- 11-yr-old developmentally delayed male with a history of chronic constipation presents with painful defecation and frequent soiling.
- He would often have 10-15 d between bowel movements and often had abdominal pain and distention.
- On physical examination, he had multiple palpable fecalomas, a normal anus and normal spine.
- He underwent anorectal manometry, which was normal.
- He was referred with barium enema. The barium enema showed fecal impaction, largely dilated colon and a megarectum.
- Constipation diet, laxatives and frequent enemas were initiated.
- He never had a spontaneous stool after taking oral laxatives.
- Second barium enema showed persistent megarectum and sigmoid.
- Transanal proximal rectosigmoidectomy was performed without any interoperative complications.
- Hematuria was noted at the end of the case.
- Foley was left in place for 48 h, then removed.
- Patient was discharged on postoperative day 8 after spontaneously voiding and stooling.
- On postoperative day 25, patient was noted to have dysuria and had urine passing through the anus.
- VCUG was performed, which confirmed recto-urinary fistula.
- Patient underwent diverting colostomy, but continues to pass urine through the anus.
Takeaways
- When all the medical resources have been exhausted after proper bowel management, then the surgeon needs to consider surgical treatment.
- Every surgeon needs to decide what operation will be performed based on his/her skills, knowledge, experience and own circumstances.

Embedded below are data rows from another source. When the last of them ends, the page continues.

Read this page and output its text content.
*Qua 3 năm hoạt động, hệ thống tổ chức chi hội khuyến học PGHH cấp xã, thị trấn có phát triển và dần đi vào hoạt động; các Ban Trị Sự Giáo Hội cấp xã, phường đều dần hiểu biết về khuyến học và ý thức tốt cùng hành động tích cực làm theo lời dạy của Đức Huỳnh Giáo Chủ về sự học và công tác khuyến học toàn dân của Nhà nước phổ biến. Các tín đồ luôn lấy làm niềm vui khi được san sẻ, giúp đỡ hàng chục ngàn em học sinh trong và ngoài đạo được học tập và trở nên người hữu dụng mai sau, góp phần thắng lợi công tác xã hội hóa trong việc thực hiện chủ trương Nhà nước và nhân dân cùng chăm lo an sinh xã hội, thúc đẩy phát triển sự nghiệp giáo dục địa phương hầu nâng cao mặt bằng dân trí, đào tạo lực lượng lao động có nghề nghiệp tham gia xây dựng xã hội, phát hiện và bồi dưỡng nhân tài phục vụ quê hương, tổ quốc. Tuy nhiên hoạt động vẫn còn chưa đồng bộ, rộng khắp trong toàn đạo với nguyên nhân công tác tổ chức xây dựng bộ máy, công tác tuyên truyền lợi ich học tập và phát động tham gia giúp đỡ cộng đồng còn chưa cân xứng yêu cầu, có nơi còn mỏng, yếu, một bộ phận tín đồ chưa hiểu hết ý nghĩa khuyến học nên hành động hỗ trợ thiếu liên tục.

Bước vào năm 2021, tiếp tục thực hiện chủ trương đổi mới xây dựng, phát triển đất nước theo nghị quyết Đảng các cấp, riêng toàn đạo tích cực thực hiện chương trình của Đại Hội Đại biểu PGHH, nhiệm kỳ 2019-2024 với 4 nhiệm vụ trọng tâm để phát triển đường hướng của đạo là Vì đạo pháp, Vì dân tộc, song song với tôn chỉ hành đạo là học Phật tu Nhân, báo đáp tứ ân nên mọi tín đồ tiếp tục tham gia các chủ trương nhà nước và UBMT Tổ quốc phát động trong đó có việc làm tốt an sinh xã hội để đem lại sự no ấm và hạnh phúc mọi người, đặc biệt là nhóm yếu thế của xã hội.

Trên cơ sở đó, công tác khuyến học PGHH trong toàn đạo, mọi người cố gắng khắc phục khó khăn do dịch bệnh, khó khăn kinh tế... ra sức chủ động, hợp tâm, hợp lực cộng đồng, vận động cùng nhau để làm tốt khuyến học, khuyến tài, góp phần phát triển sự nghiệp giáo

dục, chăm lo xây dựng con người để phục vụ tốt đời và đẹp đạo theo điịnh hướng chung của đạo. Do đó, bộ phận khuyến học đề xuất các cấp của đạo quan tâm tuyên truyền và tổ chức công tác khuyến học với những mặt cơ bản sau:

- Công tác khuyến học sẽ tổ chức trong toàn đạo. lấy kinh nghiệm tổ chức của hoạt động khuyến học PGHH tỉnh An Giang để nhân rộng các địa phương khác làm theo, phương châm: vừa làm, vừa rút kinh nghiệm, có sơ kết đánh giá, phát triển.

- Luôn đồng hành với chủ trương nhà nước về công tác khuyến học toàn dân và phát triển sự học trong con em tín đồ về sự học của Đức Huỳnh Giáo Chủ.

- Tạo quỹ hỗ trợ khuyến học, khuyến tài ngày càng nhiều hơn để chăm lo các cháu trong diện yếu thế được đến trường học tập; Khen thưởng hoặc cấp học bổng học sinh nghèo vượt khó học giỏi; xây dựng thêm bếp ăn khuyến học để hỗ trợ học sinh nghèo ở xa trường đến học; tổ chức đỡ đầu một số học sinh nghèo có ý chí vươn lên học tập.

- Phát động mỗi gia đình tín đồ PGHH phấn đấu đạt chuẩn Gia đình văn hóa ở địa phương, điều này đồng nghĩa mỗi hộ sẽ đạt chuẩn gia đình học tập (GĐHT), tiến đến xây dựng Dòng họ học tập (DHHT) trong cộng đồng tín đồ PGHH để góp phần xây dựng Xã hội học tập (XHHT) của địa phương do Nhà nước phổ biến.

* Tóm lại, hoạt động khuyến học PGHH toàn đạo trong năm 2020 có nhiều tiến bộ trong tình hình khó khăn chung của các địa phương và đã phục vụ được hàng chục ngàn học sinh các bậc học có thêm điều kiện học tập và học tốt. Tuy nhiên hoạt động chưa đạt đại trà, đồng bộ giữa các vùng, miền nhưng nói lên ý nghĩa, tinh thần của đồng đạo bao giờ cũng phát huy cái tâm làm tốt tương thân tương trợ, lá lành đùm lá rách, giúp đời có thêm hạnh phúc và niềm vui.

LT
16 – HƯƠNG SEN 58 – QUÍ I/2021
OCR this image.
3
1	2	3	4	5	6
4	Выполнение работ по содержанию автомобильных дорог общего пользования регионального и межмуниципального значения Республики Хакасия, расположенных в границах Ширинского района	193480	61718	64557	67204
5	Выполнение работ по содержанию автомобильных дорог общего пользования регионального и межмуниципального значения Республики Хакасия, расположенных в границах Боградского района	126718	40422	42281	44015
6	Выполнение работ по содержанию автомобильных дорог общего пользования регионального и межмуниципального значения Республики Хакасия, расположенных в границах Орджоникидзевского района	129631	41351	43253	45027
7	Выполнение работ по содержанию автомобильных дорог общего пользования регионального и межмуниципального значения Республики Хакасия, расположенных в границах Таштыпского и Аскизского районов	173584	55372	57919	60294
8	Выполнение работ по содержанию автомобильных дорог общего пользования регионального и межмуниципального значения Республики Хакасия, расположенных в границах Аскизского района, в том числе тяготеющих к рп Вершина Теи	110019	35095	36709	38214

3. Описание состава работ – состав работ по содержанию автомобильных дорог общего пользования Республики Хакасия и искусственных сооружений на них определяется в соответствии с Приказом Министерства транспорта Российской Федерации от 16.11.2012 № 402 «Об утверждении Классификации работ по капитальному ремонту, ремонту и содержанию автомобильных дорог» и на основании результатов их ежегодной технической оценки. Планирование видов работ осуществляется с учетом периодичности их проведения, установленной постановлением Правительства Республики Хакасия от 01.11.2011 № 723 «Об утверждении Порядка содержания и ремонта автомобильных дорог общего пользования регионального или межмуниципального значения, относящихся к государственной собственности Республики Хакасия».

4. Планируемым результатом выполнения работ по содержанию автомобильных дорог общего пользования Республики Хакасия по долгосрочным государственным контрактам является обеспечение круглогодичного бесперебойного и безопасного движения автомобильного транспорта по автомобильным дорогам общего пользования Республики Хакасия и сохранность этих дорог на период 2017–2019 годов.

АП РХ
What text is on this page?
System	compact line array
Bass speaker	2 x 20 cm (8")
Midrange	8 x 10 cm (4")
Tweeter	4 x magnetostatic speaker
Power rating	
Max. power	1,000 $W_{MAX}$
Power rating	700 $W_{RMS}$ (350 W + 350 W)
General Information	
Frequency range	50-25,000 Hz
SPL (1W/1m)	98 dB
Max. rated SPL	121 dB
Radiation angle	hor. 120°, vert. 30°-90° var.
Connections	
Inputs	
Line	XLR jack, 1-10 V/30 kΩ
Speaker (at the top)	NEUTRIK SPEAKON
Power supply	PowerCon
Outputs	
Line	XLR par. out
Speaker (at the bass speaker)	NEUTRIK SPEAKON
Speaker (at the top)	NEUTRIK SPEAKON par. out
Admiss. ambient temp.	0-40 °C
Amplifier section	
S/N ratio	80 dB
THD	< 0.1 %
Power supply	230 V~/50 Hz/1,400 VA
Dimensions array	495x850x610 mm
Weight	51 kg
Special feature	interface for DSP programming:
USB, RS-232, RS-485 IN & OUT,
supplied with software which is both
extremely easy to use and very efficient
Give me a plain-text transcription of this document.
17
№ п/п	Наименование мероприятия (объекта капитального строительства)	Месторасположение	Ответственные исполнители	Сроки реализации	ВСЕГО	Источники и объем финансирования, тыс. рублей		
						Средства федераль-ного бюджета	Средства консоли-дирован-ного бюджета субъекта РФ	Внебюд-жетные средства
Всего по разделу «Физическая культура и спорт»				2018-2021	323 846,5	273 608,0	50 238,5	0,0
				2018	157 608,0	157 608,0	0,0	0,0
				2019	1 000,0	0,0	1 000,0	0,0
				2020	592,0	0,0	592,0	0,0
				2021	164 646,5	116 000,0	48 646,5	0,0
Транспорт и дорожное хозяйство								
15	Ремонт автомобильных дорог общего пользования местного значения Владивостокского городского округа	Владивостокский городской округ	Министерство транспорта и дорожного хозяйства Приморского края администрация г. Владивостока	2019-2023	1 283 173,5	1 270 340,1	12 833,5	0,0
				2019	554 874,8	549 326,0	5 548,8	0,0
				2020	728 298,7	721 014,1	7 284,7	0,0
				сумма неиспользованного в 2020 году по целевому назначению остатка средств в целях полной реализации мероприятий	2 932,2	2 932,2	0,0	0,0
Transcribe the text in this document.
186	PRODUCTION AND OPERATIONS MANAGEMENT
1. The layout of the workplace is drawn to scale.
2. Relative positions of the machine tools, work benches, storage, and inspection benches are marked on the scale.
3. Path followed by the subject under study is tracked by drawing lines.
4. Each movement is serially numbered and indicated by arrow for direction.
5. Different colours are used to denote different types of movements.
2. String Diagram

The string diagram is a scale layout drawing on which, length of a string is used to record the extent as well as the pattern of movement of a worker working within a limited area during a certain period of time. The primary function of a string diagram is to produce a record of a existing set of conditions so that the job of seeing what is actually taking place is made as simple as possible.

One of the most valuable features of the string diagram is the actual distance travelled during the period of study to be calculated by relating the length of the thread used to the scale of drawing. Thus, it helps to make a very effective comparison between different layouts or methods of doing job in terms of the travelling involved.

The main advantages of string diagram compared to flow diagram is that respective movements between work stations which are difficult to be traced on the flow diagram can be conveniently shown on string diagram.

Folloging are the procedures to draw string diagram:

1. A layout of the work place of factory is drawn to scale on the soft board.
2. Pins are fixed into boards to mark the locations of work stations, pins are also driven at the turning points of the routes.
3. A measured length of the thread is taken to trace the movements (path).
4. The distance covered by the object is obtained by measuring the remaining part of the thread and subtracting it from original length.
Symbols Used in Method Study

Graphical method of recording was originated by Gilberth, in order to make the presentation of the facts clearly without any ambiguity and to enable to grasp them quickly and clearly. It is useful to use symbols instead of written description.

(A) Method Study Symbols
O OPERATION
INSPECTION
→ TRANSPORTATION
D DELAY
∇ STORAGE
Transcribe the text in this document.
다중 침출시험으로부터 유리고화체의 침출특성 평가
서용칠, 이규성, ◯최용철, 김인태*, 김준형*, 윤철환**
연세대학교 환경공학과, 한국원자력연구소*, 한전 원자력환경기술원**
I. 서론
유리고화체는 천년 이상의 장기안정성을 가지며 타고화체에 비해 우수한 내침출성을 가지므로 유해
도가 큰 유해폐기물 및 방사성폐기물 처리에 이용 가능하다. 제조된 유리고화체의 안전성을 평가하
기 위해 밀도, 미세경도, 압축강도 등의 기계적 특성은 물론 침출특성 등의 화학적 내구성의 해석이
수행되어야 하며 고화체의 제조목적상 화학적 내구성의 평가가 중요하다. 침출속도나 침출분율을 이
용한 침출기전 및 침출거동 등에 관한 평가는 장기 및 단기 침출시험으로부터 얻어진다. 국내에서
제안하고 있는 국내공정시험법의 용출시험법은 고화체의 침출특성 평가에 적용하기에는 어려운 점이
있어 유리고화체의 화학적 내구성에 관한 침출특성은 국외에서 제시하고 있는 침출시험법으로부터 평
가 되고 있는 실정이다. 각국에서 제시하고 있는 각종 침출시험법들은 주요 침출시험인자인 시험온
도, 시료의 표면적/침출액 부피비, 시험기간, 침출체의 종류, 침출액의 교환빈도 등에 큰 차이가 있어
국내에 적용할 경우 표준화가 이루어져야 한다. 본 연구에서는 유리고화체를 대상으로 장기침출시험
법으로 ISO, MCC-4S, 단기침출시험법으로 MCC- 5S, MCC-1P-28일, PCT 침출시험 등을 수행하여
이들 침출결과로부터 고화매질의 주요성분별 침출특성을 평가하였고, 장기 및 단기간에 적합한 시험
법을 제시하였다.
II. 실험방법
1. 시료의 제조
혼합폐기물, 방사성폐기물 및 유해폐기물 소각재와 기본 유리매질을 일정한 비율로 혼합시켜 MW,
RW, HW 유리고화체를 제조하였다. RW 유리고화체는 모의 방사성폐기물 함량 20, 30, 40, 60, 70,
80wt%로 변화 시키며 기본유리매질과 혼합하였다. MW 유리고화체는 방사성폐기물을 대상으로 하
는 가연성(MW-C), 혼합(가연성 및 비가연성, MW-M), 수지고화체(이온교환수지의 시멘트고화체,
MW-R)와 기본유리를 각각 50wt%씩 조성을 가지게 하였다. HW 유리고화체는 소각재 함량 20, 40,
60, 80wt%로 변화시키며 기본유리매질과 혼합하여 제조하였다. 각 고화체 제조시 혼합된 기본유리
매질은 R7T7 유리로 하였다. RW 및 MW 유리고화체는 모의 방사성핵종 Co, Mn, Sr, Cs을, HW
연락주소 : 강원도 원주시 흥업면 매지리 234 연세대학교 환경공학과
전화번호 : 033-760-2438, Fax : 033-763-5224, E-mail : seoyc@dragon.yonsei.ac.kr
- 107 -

- This operation requires an experienced and knowledgeable surgeon with additional training in colorectal surgery to successfully perform this technique.
- Patients with mega-rectosigmoid do not require biopsy.
- Options for management of patients with mega-rectosigmoid include bowel management.
- Surgical options include: sigmoidectomy, sigmoidectomy with appendicostomy, complete transanal rectosigmoidectomy leaving 5 cm of rectum to function as a reservoir to prevent fecal incontinence.
- When performing dissection of the anterior rectal wall, the surgeon must be cautious of damaging the urethra.
- When performing a surgery for fistula, there should always be normal rectal wall in front of the urethral sutures. If sutures of the urethra are adjacent with the sutures of the rectal wall, the patient is at increased likelihood for recurrence of fistula.